The Federal Housing Finance Agency has permanently increased the conforming loan limit rate in San Diego County to $546,250. This is a change from the limit of $697,500 set temporarily this year as part of a government stimulus package aimed at slowing the real estate decline.
A conforming loan has a lower rate than a non-conforming loan since it is guaranteed by the government-backed Fannie Mae and Freddie Mac. Any loan above this limit is considered jumbo, which has a higher interest rate due to the additional risk of not being a guaranteed loan.
Market impacts
The new conforming loan limit will have an impact on the affordability of Carlsbad's costlier homes. Homebuyers needing a loan for more than $546,250 will need to put more money down to avoid the 1 percent or more cost of a jumbo loan.
This may limit a small percentage of buyers that have high incomes, but are without a large amount in savings. It does not help Carlsbad's million dollar luxury market, a sector that has seen much slowdown since the peak of 2005.
During the second half of 2007, the average price of a 2,600-square-foot, four bedroom home in south coastal Carlsbad (92011) was $910,000. This year, the average sale price of a similar home is $835,000.
Strategies in the new market
Whether you're buying or selling in today's real estate market, you need to know what a buy-down is. A buy-down is an upfront payment on a mortgage loan that lowers the interest rate of the loan.

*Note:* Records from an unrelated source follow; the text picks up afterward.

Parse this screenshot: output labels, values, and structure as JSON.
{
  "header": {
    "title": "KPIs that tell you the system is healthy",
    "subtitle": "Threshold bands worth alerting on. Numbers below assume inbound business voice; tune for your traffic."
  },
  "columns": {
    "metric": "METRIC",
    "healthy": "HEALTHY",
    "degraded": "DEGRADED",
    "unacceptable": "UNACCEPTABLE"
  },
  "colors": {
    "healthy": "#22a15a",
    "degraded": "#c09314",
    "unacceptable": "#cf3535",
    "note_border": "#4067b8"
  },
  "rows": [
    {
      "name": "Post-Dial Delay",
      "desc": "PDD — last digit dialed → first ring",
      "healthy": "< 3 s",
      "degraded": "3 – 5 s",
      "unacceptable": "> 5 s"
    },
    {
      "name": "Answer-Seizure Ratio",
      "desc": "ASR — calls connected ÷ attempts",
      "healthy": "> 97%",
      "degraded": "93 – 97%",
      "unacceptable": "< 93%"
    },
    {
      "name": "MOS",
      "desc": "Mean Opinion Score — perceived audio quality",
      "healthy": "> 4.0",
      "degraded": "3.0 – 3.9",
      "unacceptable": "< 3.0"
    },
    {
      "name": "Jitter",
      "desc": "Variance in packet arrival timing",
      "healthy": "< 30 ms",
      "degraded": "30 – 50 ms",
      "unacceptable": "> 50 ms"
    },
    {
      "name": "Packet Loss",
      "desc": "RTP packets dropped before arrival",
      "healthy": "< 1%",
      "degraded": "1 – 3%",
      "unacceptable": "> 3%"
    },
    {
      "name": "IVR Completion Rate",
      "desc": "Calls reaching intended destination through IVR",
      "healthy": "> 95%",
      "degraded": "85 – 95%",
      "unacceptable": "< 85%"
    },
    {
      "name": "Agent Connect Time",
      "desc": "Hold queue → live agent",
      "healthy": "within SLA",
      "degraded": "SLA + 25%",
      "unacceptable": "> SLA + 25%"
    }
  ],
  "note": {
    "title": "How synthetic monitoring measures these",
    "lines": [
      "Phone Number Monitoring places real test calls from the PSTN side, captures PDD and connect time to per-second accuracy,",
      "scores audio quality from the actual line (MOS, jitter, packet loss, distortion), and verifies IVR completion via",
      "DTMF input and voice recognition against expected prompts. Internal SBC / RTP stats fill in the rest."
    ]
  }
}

The two types of buy-downs are temporary and permanent. A temporary buy-down will lower the borrower's payments for a set time, usually the first few years.
The permanent buy-down should be your focus. Today's buyers want an ever better deal on real estate and pressure sellers to further reduce their asking price.
A buy-down can create affordability at a reduced cost. For example, for about $18,000, a seller can permanently buy-down the interest rate of a $450,000, 30-year loan a full percentage point, shaving $289 a month off of the buyer's mortgage payment. (Assuming a 10 percent down payment on a $500,000 home, with a 6.5 percent interest rate before buy-down.)
By agreeing to pay lenders upfront, sellers can provide the buyer with a value equivalent to a much larger reduction in asking price. The home would have to be reduced $45,800 to achieve the same change in monthly payment as an $18,000 buy-down.
This strategy to combat competing foreclosure property is discounted much below your asking price. Consult a professional on details to see if a buy-down could help you.
Foreclosures and short-sales
Currently, the hottest sector of the real estate market is foreclosures and short-sales. Both types of property are priced below market and allow homebuyers to score huge discounts on local property.
But buying foreclosure and short-sale homes is not without its challenges. Buyers should be aware that a foreclosure does not come with seller disclosure.
As the lender has never occupied the property, it does not know about the cracked slab, leaky pipes or faulty construction. The buyer is taking the home as-is.
Buyers also are finding themselves in a bidding war with other investors. Local foreclosure brokers have come to expect three or more offers on their bank-owned property.
The one benefit a short-sale property has over the foreclosure is that the buyer still receives full disclosure from the seller. But the positives end there.
Buying a short-sale is arduous. It can take four or more months to receive bank approval. Throughout this time, although your offer is accepted by the seller, it is subject to lender approval and overbid.
Overbid means that while you wait for lender approval, a competing buyer can take your good deal from you by submitting a slightly higher offer. However, those coolheaded buyers willing to wait have scored excellent prices on their new homes.